Taekwondo is a Korean martial art, developed in the 1940s and 1950s, incorporating elements of karate and Korean combat techniques. It also encompasses a strict code of discipline that students must adhere to.

Angel Kozlowski, one of Swinamer’s instructors at Victory Taekwondo, said the black belt comes with an increased leadership role at the club.

“She’s at that age where she’s a great role model for the other children,” Kozlowski said. “She’s very respectful, follows all of the rules and is an honour student in school as well.”

And there's still plenty for Swinamer to learn, she added.

“The next step for her is moving up to headshots, then she’s able to compete at provincials, move up to nationals and then if she wins, she could go up to the worlds,” she said. “When she turns 15, she’ll receive her full black belt.”

The taekwondo club has been open for five years and Swinamer is the first member to receive the black belt. The club’s home base is in Port Williams, but they also teach out of the Three Mile Plains Elementary School.

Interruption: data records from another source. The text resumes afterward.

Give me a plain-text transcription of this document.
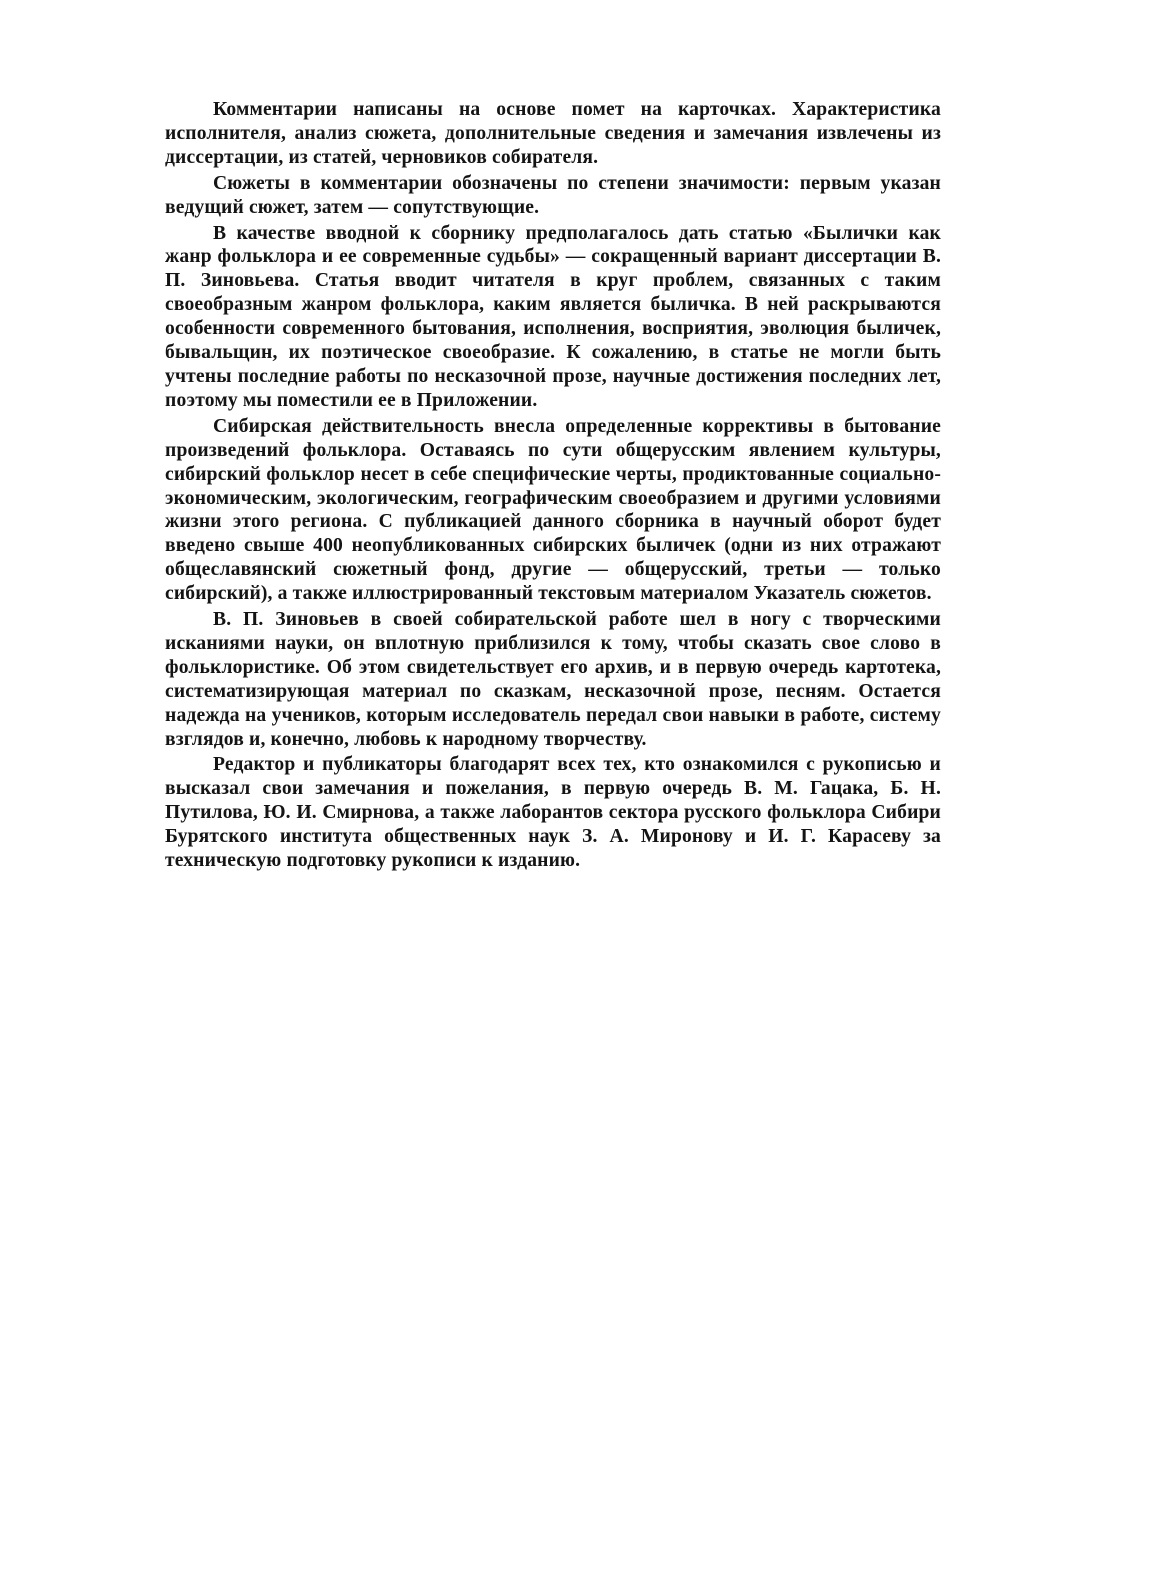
Комментарии написаны на основе помет на карточках. Характеристика исполнителя, анализ сюжета, дополнительные сведения и замечания извлечены из диссертации, из статей, черновиков собирателя.

Сюжеты в комментарии обозначены по степени значимости: первым указан ведущий сюжет, затем — сопутствующие.

В качестве вводной к сборнику предполагалось дать статью «Былички как жанр фольклора и ее современные судьбы» — сокращенный вариант диссертации В. П. Зиновьева. Статья вводит читателя в круг проблем, связанных с таким своеобразным жанром фольклора, каким является быличка. В ней раскрываются особенности современного бытования, исполнения, восприятия, эволюция быличек, бывальщин, их поэтическое своеобразие. К сожалению, в статье не могли быть учтены последние работы по несказочной прозе, научные достижения последних лет, поэтому мы поместили ее в Приложении.

Сибирская действительность внесла определенные коррективы в бытование произведений фольклора. Оставаясь по сути общерусским явлением культуры, сибирский фольклор несет в себе специфические черты, продиктованные социально-экономическим, экологическим, географическим своеобразием и другими условиями жизни этого региона. С публикацией данного сборника в научный оборот будет введено свыше 400 неопубликованных сибирских быличек (одни из них отражают общеславянский сюжетный фонд, другие — общерусский, третьи — только сибирский), а также иллюстрированный текстовым материалом Указатель сюжетов.

В. П. Зиновьев в своей собирательской работе шел в ногу с творческими исканиями науки, он вплотную приблизился к тому, чтобы сказать свое слово в фольклористике. Об этом свидетельствует его архив, и в первую очередь картотека, систематизирующая материал по сказкам, несказочной прозе, песням. Остается надежда на учеников, которым исследователь передал свои навыки в работе, систему взглядов и, конечно, любовь к народному творчеству.

Редактор и публикаторы благодарят всех тех, кто ознакомился с рукописью и высказал свои замечания и пожелания, в первую очередь В. М. Гацака, Б. Н. Путилова, Ю. И. Смирнова, а также лаборантов сектора русского фольклора Сибири Бурятского института общественных наук З. А. Миронову и И. Г. Карасеву за техническую подготовку рукописи к изданию.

Kozlowski said Swinamer’s biggest challenge is her flexibility.

“She’s quite tight in the hip and to achieve the headshot level at nationals, she needs to improve that,” she said. “We’ve recommended some stretching therapy, which would help a lot. There’s also certain exercises she can do on her own.”

One thing’s for sure, her confidence has skyrocketed.

Swinamer wants to get into the medical profession when she gets older. Her younger brother, who is 12, is also at Victory Taekwondo. He has cystic fibrosis, and Swinamer said she wants to help find a cure.

“He’s going for his black belt too,” she said. “We’re a taekwondo family.”

 

Medal winner

The following are some of Madison Swinamer’s medals and awards:

Black belt certificate.

Double gold medals for sparring at the Atlantic Canada Games.

Bronze in forms and silver in sparring at the Taekwondo Championships.

Two gold and a silver in sparring at the Taekwondo Challenge.

Bronze in board breaking at the Taekwondo Challenge.

Bronze in forms and silver in sparring at the New Brunswick Open.